Today I received one I always look forward to. It was from the teacher I had in the third grade! Yes, we have kept in touch all these years. Miss H, as she was when I was 8, was but 22 years old as she taught my class, her first ever. Her letter today tells me she just turned 60 and is in the middle of her 38th year teaching third graders, with no immediate plans to retire. She still loves working with her 'little people' as she fondly refers to her students.

Thirty-eight years ago Miss H quickly became my favorite teacher. I remember her being enthusiastic, smart, inspiring (yes, you CAN write in cursive and I don't want to hear 'I can't'!!) funny and clever. She was everything this little third grader needed to be inspired to do my best in school.

When I moved on to fourth grade and beyond, we stayed in touch. In grade school I would help in her class when my other teachers would let me; in junior high and high school we sent cards to each other on birthdays. At my high school graduation she took me to dinner at one of the best restaurants in town.

When Miss H was nearing 20 years in the classroom, she decided to pursue a second career: law. She continued teaching by day, and went to school at night, completing her degree and passing the Bar somewhere around age 40. To this day she practices law and teaches third graders.

What makes this story amazing though is that in the midst of law school, Miss H was diagnosed with Multiple Sclerosis. She was hit pretty hard at times with acute disability, but she forged on in spite it of it all, and attained her goal, obviously herself practicing the 'I can do it' philosophy she preaches as a teacher.

And this leads me to the other thing that was to connect Miss H and me in life, besides our student/teacher-turned-friend relationship: about five years after Miss H was diagnosed with MS, I received the same diagnosis. An unfortunate connection, to be sure, but one that is comforting nonetheless as I watch Miss H, even from the long distance that now separates us, continue to do great things to help others, as both a teacher and a lawyer.

In both of our lives, MS has taken its toll, in different ways, but I can easily say that in this we are very similar: we have neither of us allowed the disease to hinder our spirit or our drive to attain that which we deem important in life, inasmuch as we can control these things.

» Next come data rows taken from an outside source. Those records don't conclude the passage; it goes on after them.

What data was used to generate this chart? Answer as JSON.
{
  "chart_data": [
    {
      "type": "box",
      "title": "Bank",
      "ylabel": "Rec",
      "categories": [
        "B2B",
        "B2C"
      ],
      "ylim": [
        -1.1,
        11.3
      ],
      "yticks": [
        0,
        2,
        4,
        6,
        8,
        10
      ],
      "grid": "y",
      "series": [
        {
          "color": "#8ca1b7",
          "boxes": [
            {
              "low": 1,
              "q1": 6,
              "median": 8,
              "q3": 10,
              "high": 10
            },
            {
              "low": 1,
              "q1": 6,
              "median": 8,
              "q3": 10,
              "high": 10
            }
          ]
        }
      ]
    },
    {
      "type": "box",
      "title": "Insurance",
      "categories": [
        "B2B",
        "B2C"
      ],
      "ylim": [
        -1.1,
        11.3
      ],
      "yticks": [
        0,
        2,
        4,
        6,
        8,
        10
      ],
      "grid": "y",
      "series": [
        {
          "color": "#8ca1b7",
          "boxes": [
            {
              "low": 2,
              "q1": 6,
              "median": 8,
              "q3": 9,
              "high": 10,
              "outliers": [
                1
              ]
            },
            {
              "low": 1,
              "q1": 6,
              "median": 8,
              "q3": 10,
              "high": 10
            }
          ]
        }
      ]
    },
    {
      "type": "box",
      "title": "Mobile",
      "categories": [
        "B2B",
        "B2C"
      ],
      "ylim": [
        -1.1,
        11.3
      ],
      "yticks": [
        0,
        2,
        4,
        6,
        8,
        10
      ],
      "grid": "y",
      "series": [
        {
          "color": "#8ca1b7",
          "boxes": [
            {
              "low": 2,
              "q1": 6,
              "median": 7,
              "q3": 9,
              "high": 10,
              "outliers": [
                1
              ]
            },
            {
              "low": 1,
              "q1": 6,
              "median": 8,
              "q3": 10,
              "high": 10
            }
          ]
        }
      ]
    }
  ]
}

Miss H is still an inspiration to me now as I endeavor to live a full life amidst the struggles a chronic condition brings. And now as I am teaching my own little third grader (and second grader), I find myself saying some of the same things to my sons, my 'little people', that she said to me, in hopes of encouraging the same love for learning that Miss H fostered in me so many years ago. I hope and pray I am as successful as she was... and still is.